San Francisco is a prime example of this. The city was once lit up by countless neon signs in every direction, and while many still survive and are still illuminated each evening, there are countless others that no longer glow and have even fallen into a state of disrepair.

San Francisco Neon is an organization working to preserve and advocate for the importance and beauty of these signs, restoring damaged and dated signs, offering walking tours to introduce locals and travelers to the city's prettiest signs, and even authoring books on the subject.

The Work of San Francisco

Neon San Francisco Neon offers consultation, support, repair, and restoration services for neon lights and signs all over San Francisco. This organization was founded to honor and advocate for the neon signs of the city, and a big part of its work involves restoring signs and supporting neighborhoods, business owners, and communities to keep the city's streets illuminated.

One example of a restoration project undertaken by San Francisco Neon is the Tenderloin: Neon A-Z. Tenderloin is home to over a hundred different neon signs in total. Some of them still glow as bright as ever, while others are fading away into obscurity. San Francisco Neon undertakes a full survey of the area to chart the signs and track their conditions, aiming to restore and repair several signs each year.

San Francisco Neon Sign Tours

Millions of people visit San Francisco each year, while so many more live and work in the city each and every day, but whether you're a long term resident or a casual visitor, few people ever stop to enjoy and appreciate the city's countless neon signs. We tend to see the lights and colors of these signs without fully appreciating, but San Francisco Neon can help you develop a whole new appreciation for neon signs on its tours.

Each evening walking tours is led by San Francisco Neon leaders Al Barna and Randall Ann Homan, including local history stories, two miles of walking over a two hour period, and lots of stops along the way at some of the city's true neon gems. A range of different tours are available to choose from, including the Downtown Tour, the Alameda Tour, and the ever popular Chinatown Tour.

San Francisco Neon Talks and Events

The leading neon experts of San Francisco, Al Barna and Randall Ann Homan, offer their services for talks, tours, exhibitions, and other events related to the neon world throughout the year. Neon talks can have a wide variety of associations and themes, linking together with a broad range of industries and subjects from art and design to history and science.

San Francisco Neon's experts have already given talks at such prestigious institutions as the San Francisco History Association, the Noir City Film Festival, and the Art Deco Society of California. Visit the official calendar page of the San Francisco Neon site to find out about upcoming events near you.

The Books of San Francisco Neon

If you're interested in learning more about the neon signs and lights of San Francisco and the significance of neon signs in general, you may be interested in reading through one or more of the San Francisco Neon books.
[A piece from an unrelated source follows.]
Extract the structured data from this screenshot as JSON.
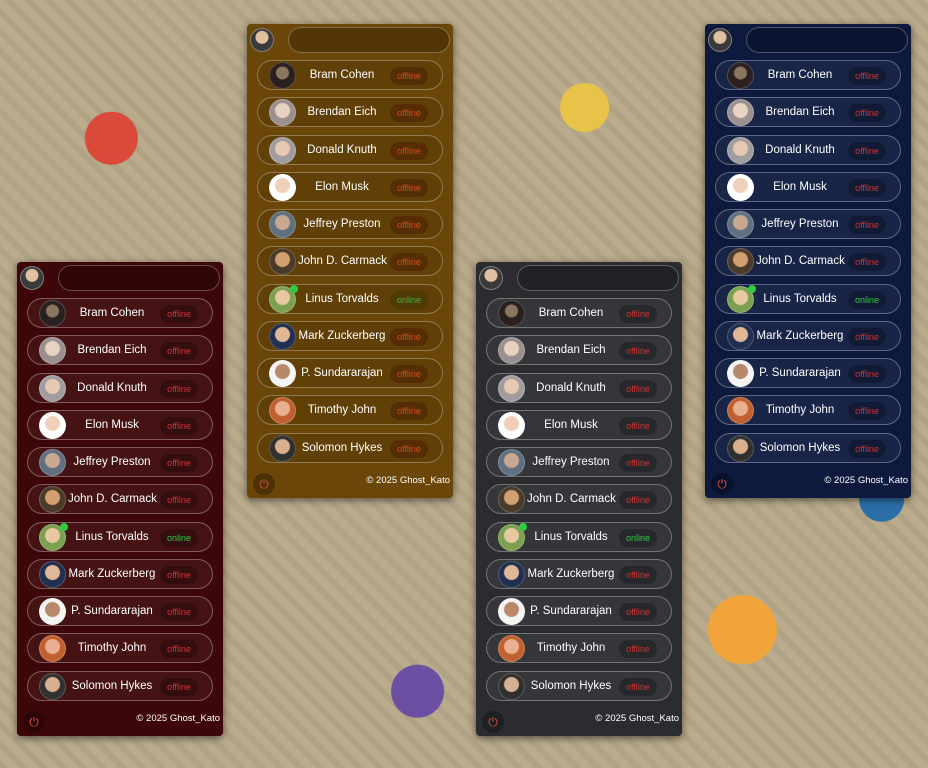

- Saving Neon: A Best Practices Guide - Released in late 2018 and authored by Al Barna and Randall Ann Homan, this 40-page, vivid, colorful book gives you a full guide to the care and maintenance of neon signs. If a neon sign in your local area has stopped lighting up or fallen into disrepair, the Saving Neon book will take you through the steps needed to bring it back to life, coming complete with links and numbers of organizations you can contact to protect neon signs near you.

- San Francisco Neon: Survivors and Lost Icons - Published in 2014 and also put together by Al Barna and Randall Ann Homan, San Francisco Neon: Survivors And Lost Icons is a beautiful catalog of the many stunning neon signs found all over the Golden Gate City. It features more than 200 photographs, all encased in a gorgeous, cloth hardcover book. Local travel expert Tom Downs supplies a fascinating essay on San Francisco photography, while neon sign leading light, Eric Lynxwiler, also provides an essay on the importance of preserving neon signs. Various stories, histories, and oral accounts of San Francisco's neon past and present are also featured throughout, along with an index guide to help readers find signs around the city.